Most efforts to combat the outbreak have been centered on developing new fungicides and fungus-resistant coffee trees, Firl said. Yet these remedies have proven to be problematic in Honduras, where 50 percent of coffee plants were rust-resistant varieties and the nation still suffered a 28 percent loss of coffee yields during the most recent outbreak.

Other areas like Vietnam, Indonesia, Laos, Myanmar and China where much of the rising coffee production is driving deforestation. While sustainable and fair-trade coffee certifications have made significant impacts on the industry over the last decade, Baker said they haven’t done enough to curb destructive land use practices.
"That’s a principle problem, that you have a lot of new coffee coming onto the market every year and most of that, I think, is coming from deforestation so this is something the coffee industry doesn’t really want to talk about, but it’s happening,” Baker said, citing studies by David Gaveau of the Center for International Forestry Research, that link coffee price fluctuations to deforestation rates in Sumatra.

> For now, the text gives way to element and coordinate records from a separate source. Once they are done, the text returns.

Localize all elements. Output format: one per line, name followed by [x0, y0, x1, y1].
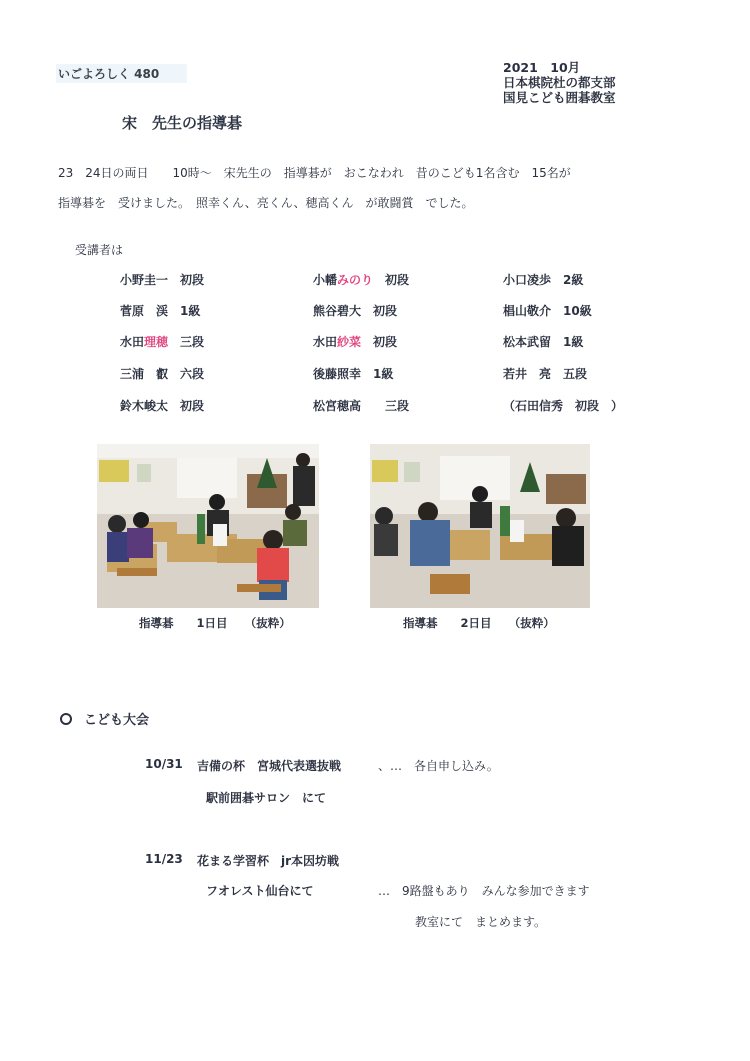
participant-item	[313, 333, 397, 350]
participant-item	[313, 397, 409, 414]
participant-item	[120, 397, 204, 414]
participant-name: 水田	[313, 335, 338, 349]
participant-name: 小幡	[313, 273, 338, 287]
participant-name: 菅原 渓 1級	[120, 304, 201, 318]
lesson-photo-day1	[97, 444, 319, 608]
participants-label: 受講者は	[75, 243, 124, 257]
article-paragraph-1: 23 24日の両日 10時～ 宋先生の 指導碁が おこなわれ 昔のこども1名含む 15名が	[58, 166, 571, 180]
event1-date: 10/31	[145, 757, 183, 771]
section-heading	[60, 709, 149, 728]
participant-item	[120, 271, 204, 288]
participant-item	[313, 365, 393, 382]
header-organization	[503, 60, 616, 105]
participant-name: 三浦 叡 六段	[120, 367, 205, 381]
participant-rank: 三段	[168, 335, 205, 349]
event2-date: 11/23	[145, 852, 183, 866]
participant-name-highlight: 理穂	[144, 335, 169, 349]
event2-note: … 9路盤もあり みんな参加できます	[378, 884, 590, 898]
participant-item	[503, 333, 583, 350]
participant-item	[313, 302, 397, 319]
photo-caption-day1: 指導碁 1日目 （抜粋）	[139, 616, 291, 630]
participant-name: 小野圭一 初段	[120, 273, 205, 287]
participant-item	[313, 271, 409, 288]
issue-date: 2021 10月	[503, 60, 581, 75]
participant-item	[120, 365, 204, 382]
participant-item	[120, 302, 200, 319]
participant-name-highlight: 紗菜	[337, 335, 362, 349]
participant-name: 熊谷碧大 初段	[313, 304, 398, 318]
event2-name: 花まる学習杯 jr本因坊戦	[197, 854, 340, 868]
event1-note: 、… 各自申し込み。	[378, 759, 499, 773]
photo-caption-day2: 指導碁 2日目 （抜粋）	[403, 616, 555, 630]
participant-name: （石田信秀 初段 ）	[503, 399, 624, 413]
event1-venue: 駅前囲碁サロン にて	[206, 791, 327, 805]
participant-item	[120, 333, 204, 350]
event2-venue: フオレスト仙台にて	[206, 884, 314, 898]
participant-item	[503, 271, 583, 288]
participant-item	[503, 365, 587, 382]
participant-name: 松宮穂高 三段	[313, 399, 410, 413]
lesson-photo-day2	[370, 444, 590, 608]
participant-name: 小口凌歩 2級	[503, 273, 584, 287]
participant-name: 水田	[120, 335, 145, 349]
participant-item	[503, 397, 623, 414]
participant-rank: 初段	[361, 335, 398, 349]
newsletter-issue: いごよろしく 480	[56, 64, 187, 83]
event2-note-2: 教室にて まとめます。	[415, 915, 547, 929]
participant-name: 椙山敬介 10級	[503, 304, 592, 318]
participant-name-highlight: みのり	[337, 273, 374, 287]
participant-name: 鈴木峻太 初段	[120, 399, 205, 413]
section-title: こども大会	[84, 713, 150, 728]
article-title: 宋 先生の指導碁	[122, 114, 243, 132]
participant-name: 後藤照幸 1級	[313, 367, 394, 381]
participant-name: 松本武留 1級	[503, 335, 584, 349]
org-classroom: 国見こども囲碁教室	[503, 90, 616, 105]
participant-rank: 初段	[373, 273, 410, 287]
participant-item	[503, 302, 592, 319]
participant-name: 若井 亮 五段	[503, 367, 588, 381]
article-paragraph-2: 指導碁を 受けました。 照幸くん、亮くん、穂高くん が敢闘賞 でした。	[58, 196, 474, 210]
event1-name: 吉備の杯 宮城代表選抜戦	[197, 759, 342, 773]
org-branch: 日本棋院杜の都支部	[503, 75, 616, 90]
circle-bullet-icon	[60, 713, 72, 725]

The globalized production of coffee has kept crop prices relatively stable. New exports from Asia replace crop losses in Latin America and, until recently, consumers have remained unaffected.
“What the last years have told us is we lose millions of sacks of coffees because of rust and yet the price goes down,” Baker said. “So roya is a sort of earthquake that reminds us that we’re sitting on top of a fault and the fault is that the global market doesn’t work for agriculture in general.”